SAMPANG,  PETAJATIM.ID,  Ratusan masyarakat pesisir utara yang meliputi dari Desa Dharma Camplong, Taddan, Banjar Talela, Tambaan, Tanjung, dan Sejati,  menggelara demo di depan kantor DPRD dan Pemkab Sampang, Kamis, 15/02/2018

Kedatangan masyarakat pesisir ini menuntut Pemkab Sampang untuk menampung aspirasi masyarakat terkait dampak aktivitas pengeboran Husky-CNOOC Madura Limited (HCML) di lepas pantai Kabupaten Sampang, Madura, Jawa Timur.

Perlu di ketahui HCML mengeksploitasi migas dengan produksi puncak lapangan BD sebesar 100 juta standar kaki kubik per hari (MMSCFD) dan 7.000 barel kondensat per hari.

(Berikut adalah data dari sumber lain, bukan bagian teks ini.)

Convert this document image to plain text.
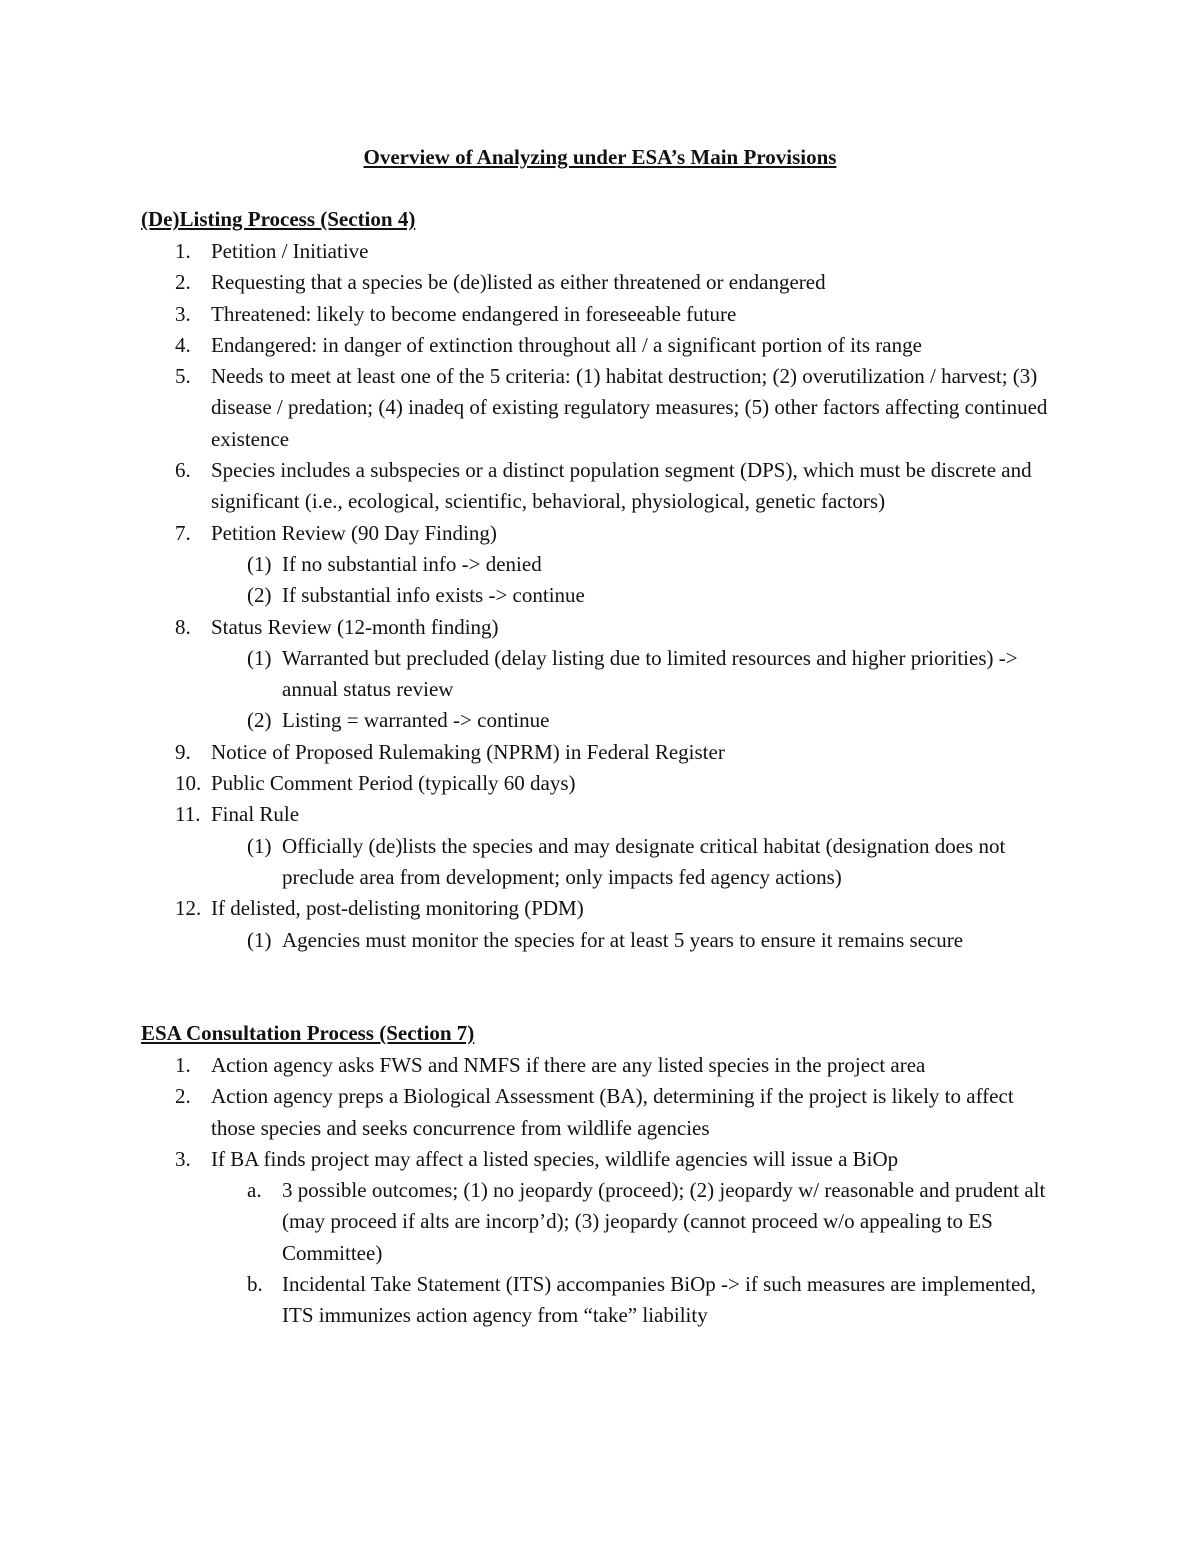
Overview of Analyzing under ESA’s Main Provisions
(De)Listing Process (Section 4)
1. Petition / Initiative
2. Requesting that a species be (de)listed as either threatened or endangered
3. Threatened: likely to become endangered in foreseeable future
4. Endangered: in danger of extinction throughout all / a significant portion of its range
5. Needs to meet at least one of the 5 criteria: (1) habitat destruction; (2) overutilization / harvest; (3) disease / predation; (4) inadeq of existing regulatory measures; (5) other factors affecting continued existence
6. Species includes a subspecies or a distinct population segment (DPS), which must be discrete and significant (i.e., ecological, scientific, behavioral, physiological, genetic factors)
7. Petition Review (90 Day Finding)
(1) If no substantial info -> denied
(2) If substantial info exists -> continue
8. Status Review (12-month finding)
(1) Warranted but precluded (delay listing due to limited resources and higher priorities) -> annual status review
(2) Listing = warranted -> continue
9. Notice of Proposed Rulemaking (NPRM) in Federal Register
10. Public Comment Period (typically 60 days)
11. Final Rule
(1) Officially (de)lists the species and may designate critical habitat (designation does not preclude area from development; only impacts fed agency actions)
12. If delisted, post-delisting monitoring (PDM)
(1) Agencies must monitor the species for at least 5 years to ensure it remains secure
ESA Consultation Process (Section 7)
1. Action agency asks FWS and NMFS if there are any listed species in the project area
2. Action agency preps a Biological Assessment (BA), determining if the project is likely to affect those species and seeks concurrence from wildlife agencies
3. If BA finds project may affect a listed species, wildlife agencies will issue a BiOp
a. 3 possible outcomes; (1) no jeopardy (proceed); (2) jeopardy w/ reasonable and prudent alt (may proceed if alts are incorp’d); (3) jeopardy (cannot proceed w/o appealing to ES Committee)
b. Incidental Take Statement (ITS) accompanies BiOp -> if such measures are implemented, ITS immunizes action agency from “take” liability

Selain itu, eksploitasi migas tersebut untuk penyaluran gas ke PT PGN (Persero), Gas tersebut oleh PGN dimanfaatkan untuk mendukung kegiatan industri di Jawa Timur. Saat ini penyerapan gas berkisar 30-40 MMSCFD dan kondensat sebesar 3.000 barel per hari.

Koordinator lapangan Moh.  Zainal Abidin mengatakan, kedatangan mereka untuk menyampaikan aspirasi ke Pemerintah Daerah dan DPRD terkait dampak yang ditimbulkan oleh aktivitas ekploitasi HCML ke masyarakat pesisir timur.

” Kami menuntut Kepada Pemkab dan DPRD untuk mengkaji lagi AMDAL karena UPL dan UMKM di daerah pesisir khususnya di daerah camplong  tidak dirangkul maupun dilibatkan yang secara langsung yang juga mendapatkan dampak dari kegiatan HMCL,” kata Zainal

Menurut Zainal, sesuai amanah Undang Undang No. 22/ Th 2001, tentang pengelolaan migas wilayah terdampak wajib hukumnya bagi perusahaan untuk melakukan pemberdayaan dan melakukan ganti rugi bagi masyarakat nelayan yang terkena dampang langsung dari aktivitas HMCL.